Put one part ingredient into a pot with two parts water. For example, 1 cup of strawberry bits requires 2 cups of water. Bring the mixture to a boil, and simmer it for one hour.
Note: After about an hour, the ingredients will have released most of their color and the water will have reduced slightly.
Strain all of the bits out of the dye. Place the dye into a jar to cool.
Prepare the Fabric
For the dye to adhere to the fabric, you’ll need to create a fixative. Boil your fabric in the appropriate fixative for one hour (see below).
After an hour, rinse the fabric in cool water. It is now ready to dye.
Dye the Fabric
Place the wet fabric directly into the dye. Let it sit for as long as you like—our swatches soaked for 24 hours. The longer the fabric sits, the stronger the dye color.
Note: We only dipped half of the fabric into the dye and let the rest hang outside of the jar for comparison. Each of the colors created some degree of variation—some dyes quickly crept up the fabric swatch, and some dyes fixed only where the fabric was in direct contact with the dye.
When you are happy with the saturation, remove the fabric from the dye and rinse it in cold water; let dry.
For a fruit dye fixative: Combine ¼ cup of salt per 4 cups of water.
For a veggie dye fixative: Combine 1 cup of vinegar per 4 cups of water.
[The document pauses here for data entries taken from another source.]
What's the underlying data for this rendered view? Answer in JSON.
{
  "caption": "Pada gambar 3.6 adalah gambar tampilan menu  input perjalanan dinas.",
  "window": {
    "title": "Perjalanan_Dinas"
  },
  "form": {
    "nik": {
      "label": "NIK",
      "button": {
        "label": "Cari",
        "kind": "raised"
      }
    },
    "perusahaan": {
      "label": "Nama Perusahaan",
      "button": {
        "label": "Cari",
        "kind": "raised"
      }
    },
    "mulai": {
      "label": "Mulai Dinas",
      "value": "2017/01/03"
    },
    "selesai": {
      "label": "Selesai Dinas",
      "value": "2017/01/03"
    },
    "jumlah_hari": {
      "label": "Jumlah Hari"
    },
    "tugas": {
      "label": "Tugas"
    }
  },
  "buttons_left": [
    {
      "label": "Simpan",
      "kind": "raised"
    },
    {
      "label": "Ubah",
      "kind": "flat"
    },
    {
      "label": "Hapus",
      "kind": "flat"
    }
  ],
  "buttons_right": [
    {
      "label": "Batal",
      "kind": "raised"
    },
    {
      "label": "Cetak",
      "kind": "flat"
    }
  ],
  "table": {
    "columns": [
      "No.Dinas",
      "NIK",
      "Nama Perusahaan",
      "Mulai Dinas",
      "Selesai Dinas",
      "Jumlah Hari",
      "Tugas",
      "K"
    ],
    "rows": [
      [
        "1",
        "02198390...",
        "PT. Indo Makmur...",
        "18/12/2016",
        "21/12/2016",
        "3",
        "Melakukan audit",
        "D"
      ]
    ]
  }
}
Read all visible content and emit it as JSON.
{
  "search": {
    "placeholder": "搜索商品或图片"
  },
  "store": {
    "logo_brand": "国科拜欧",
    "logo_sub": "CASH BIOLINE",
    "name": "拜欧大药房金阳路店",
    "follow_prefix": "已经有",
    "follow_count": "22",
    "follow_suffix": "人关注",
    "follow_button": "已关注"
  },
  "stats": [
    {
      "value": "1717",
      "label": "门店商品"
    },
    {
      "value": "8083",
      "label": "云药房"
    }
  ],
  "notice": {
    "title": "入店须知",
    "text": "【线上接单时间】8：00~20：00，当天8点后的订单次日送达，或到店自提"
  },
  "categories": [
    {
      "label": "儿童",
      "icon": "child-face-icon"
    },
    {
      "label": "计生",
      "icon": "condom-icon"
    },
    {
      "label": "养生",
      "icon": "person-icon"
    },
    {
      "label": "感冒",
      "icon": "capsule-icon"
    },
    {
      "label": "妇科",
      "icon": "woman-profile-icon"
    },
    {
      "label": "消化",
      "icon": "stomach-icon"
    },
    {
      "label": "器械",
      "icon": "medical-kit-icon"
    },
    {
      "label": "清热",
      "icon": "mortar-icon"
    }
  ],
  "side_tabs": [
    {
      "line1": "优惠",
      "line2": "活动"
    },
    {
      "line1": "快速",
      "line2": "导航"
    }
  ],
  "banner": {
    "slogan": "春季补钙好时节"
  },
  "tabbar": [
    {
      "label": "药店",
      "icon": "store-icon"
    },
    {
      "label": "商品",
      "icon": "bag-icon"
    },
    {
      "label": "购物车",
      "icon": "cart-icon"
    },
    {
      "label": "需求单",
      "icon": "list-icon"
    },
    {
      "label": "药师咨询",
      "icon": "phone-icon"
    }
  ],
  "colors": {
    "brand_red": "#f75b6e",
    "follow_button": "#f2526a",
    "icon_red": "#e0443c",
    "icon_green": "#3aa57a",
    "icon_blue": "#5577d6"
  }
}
Keep in mind that a lot of the vibrancy will be lost when the fabric is rinsed for the first time. This is normal. Some ingredients keep saturation better than -others. For example, the blueberry we used kept a stronger color than the red beets when washed, even though both dyes were equally rich in color. After a wash or two, the color should remain consistent thereafter. We recommend you wash any dyed fabrics separately the first few times so that the colors do not bleed into undyed fabrics. You can always re-dye your fabric to revive the color, as well.